Otro aspecto que se pierde de vista es el carácter social de las violencias. Estas son una de las tantas formas de ejercer el poder, por tanto, solo ocurren cuando las personas se relacionan y no son atributos de ciertos sujetos, en este caso, de los hombres. Y, como señala Rita Segato, la violencia sexual «no es una práctica exclusiva de los hombres ni son siempre las mujeres quienes la padecen». 

Además, las violencias ocurren en contextos concretos que contienen las claves para comprenderlas y con estas denuncias se obvian. Ejemplo de ello es la conexión que existe entre el incremento de las violencias de género y contra las mujeres y los procesos de despojo, depredación y expoliación que caracterizan el este momento histórico actual del proceso de acumulación capitalista. 

También debe señalarse que los actos violentos ocurren frente a los ojos de toda la sociedad. Sin embargo, parece que reducimos el problema a unos cuantos chivos expiatorios que deberán pagar por toda la violencia patriarcal que nos antecede y nos rodea. Pero ¿qué hay de la responsabilidad colectiva? Y no debe soslayarse una omisión frecuente: hablar de nuestras violencias, de las que ejercemos, pero también de las formas en que participamos en esos entramados de poder porque compartimos patrones de socialización con quienes señalamos.  

Luego, sobre la forma de reclamar justicia y cómo la entendemos, deben considerarse varias cuestiones. Por un lado, el anonimato al señalar una agresión. ¿Para qué? Quienes acusan y son acusados o acusadas suelen conocerse. Entonces, las denuncias públicas parecen tener como único propósito el escarnio colectivo y la condena sin debido proceso. En este sentido, recordemos que los fueros especiales son típicos de los regímenes autoritarios y fascistas. 

Con respecto a lo que se considera justicia, se ha demostrado la inefectividad del punitivismoes decir, el castigo para resolver los agravios. Angela Davis y Elizabeth Berstein han planteado que bajo esta lógica quienes son castigados (aislados, aprisionados y condenados al ostracismo) con frecuencia son los que no pueden defenderse (incluso si son inocentes). Además, olvidamos la noción de justicia restaurativa, centrada en reparar el daño y reconstruir los lazos sociales. 
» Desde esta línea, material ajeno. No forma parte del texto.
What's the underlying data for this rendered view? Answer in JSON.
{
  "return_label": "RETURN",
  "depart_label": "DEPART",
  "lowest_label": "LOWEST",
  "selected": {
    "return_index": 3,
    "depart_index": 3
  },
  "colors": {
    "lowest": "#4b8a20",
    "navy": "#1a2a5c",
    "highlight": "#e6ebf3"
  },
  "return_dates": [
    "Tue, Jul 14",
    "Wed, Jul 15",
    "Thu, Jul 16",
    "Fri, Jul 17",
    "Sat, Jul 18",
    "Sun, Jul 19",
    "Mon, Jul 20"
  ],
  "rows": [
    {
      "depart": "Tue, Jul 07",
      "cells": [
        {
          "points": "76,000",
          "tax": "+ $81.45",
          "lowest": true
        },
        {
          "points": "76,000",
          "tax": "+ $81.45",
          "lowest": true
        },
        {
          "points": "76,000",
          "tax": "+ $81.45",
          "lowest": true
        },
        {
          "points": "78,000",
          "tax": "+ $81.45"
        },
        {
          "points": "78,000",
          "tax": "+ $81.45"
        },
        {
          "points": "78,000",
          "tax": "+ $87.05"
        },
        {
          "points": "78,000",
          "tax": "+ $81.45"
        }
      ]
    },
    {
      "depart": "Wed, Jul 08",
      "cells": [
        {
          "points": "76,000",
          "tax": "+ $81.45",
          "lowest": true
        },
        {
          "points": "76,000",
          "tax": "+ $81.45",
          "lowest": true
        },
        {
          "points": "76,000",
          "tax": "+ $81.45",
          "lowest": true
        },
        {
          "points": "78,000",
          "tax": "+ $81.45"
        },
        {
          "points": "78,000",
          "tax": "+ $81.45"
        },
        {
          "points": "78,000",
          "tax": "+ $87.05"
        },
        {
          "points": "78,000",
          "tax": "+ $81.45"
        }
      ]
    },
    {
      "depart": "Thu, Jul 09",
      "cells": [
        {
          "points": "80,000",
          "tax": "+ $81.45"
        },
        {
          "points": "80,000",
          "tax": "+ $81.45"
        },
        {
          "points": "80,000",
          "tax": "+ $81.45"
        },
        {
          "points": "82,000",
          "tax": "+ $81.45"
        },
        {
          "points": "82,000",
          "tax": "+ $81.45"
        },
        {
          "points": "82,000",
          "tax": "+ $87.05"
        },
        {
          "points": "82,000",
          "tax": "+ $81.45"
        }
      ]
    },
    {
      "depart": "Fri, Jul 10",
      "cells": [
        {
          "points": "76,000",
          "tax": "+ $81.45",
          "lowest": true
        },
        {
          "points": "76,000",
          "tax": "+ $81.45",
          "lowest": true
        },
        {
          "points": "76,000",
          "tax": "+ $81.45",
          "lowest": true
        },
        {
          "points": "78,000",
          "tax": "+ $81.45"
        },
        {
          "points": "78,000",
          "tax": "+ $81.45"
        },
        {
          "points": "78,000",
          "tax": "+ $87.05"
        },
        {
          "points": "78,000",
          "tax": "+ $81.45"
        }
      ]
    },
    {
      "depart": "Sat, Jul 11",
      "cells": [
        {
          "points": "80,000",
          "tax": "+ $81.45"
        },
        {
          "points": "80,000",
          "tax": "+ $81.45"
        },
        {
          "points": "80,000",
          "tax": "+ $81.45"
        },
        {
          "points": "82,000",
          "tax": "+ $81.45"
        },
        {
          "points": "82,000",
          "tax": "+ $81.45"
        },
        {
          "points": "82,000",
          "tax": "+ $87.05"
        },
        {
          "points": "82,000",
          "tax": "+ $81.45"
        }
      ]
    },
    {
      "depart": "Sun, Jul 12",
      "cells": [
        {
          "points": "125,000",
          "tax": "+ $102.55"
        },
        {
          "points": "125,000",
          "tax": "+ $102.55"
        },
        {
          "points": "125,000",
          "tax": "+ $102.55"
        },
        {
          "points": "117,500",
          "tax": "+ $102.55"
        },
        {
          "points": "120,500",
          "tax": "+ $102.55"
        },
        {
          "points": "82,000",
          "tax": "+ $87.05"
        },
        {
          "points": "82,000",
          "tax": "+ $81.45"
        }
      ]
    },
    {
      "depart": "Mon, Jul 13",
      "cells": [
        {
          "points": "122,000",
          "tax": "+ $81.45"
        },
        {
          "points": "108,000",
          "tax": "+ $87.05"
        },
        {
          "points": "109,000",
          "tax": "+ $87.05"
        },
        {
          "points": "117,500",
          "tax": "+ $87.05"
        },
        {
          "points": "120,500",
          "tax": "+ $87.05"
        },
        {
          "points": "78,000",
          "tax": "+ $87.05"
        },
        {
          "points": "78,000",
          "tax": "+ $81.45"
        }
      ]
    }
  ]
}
La avasallante lógica denuncista pasa por alto sus efectos. Por una parte, los agresores –reales o supuestos–pueden retraerse, pero su respuesta oscila entre la culpa o la exacerbación de su comportamiento violento. El efecto es el mismo: se cierra la conversación, la posibilidad de reflexión y la auténtica revisión de sí mismos. Por otra parte, al hiperindividualizar y masculinizar el imaginario de quiénes son los violentos, se pasa llevando por delante a los círculos sociales de los acusados, incluyendo a otras mujeres. Éstas -madres, parejas, hermanas, amigas, etc.-, al tener un vínculo de afecto, se ven forzadas a reproducir el rol de cuidadoras y realizar todo el trabajo de contención que requieren las circunstancias. Es decir, no cambiamos nada en realidad, pues se hace cargar con los costos a otras. 
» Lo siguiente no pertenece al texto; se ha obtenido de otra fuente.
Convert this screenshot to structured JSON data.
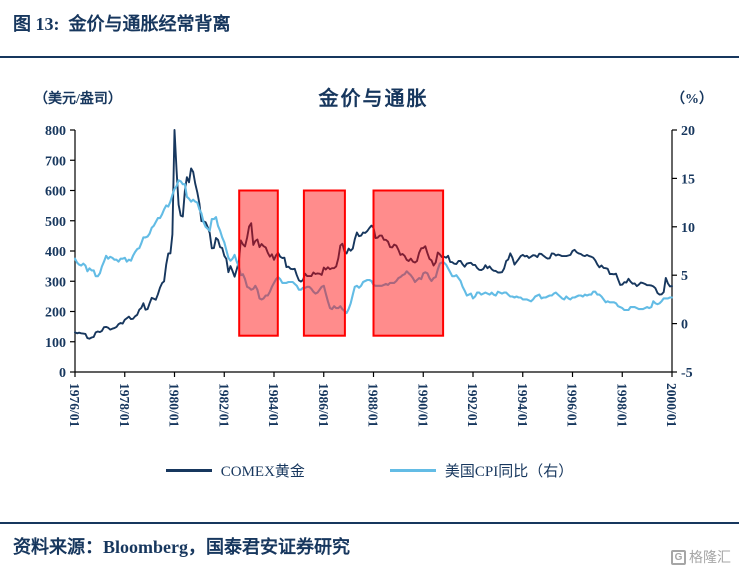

En una reciente conversación sobre los retos políticos de algunos feminismos actuales, Marta Lamas plantea tres ideas: La primera es que para la acción política no necesitamos un nuevo esquema de pactos como el patriarcal, sino alianzas en las que sea posible el encuentro y el disenso. Las mujeres no necesitamos amarnos o hermanarnos entre nosotras, sino reconocer que nos necesitamos para cambiar el sistema que reproduce desigualdades. 

La segunda es que debemos profundizar la consigna que dice que lo personal es político. Es necesario reinterpretarla para que nos invite a encontrar lo común de nuestras experiencias con las de otras y otros, no hacer una imputación universalista de nuestro sufrimiento individual. 

La tercera es que, si el propósito es la emancipación humana, las alianzas políticas que hagamos deben alcanzar a otros sujetos y a otras luchas que van más allá de las nuestras. Este me parece un horizonte más fructífero para replantearnos las luchas feministas contemporáneas.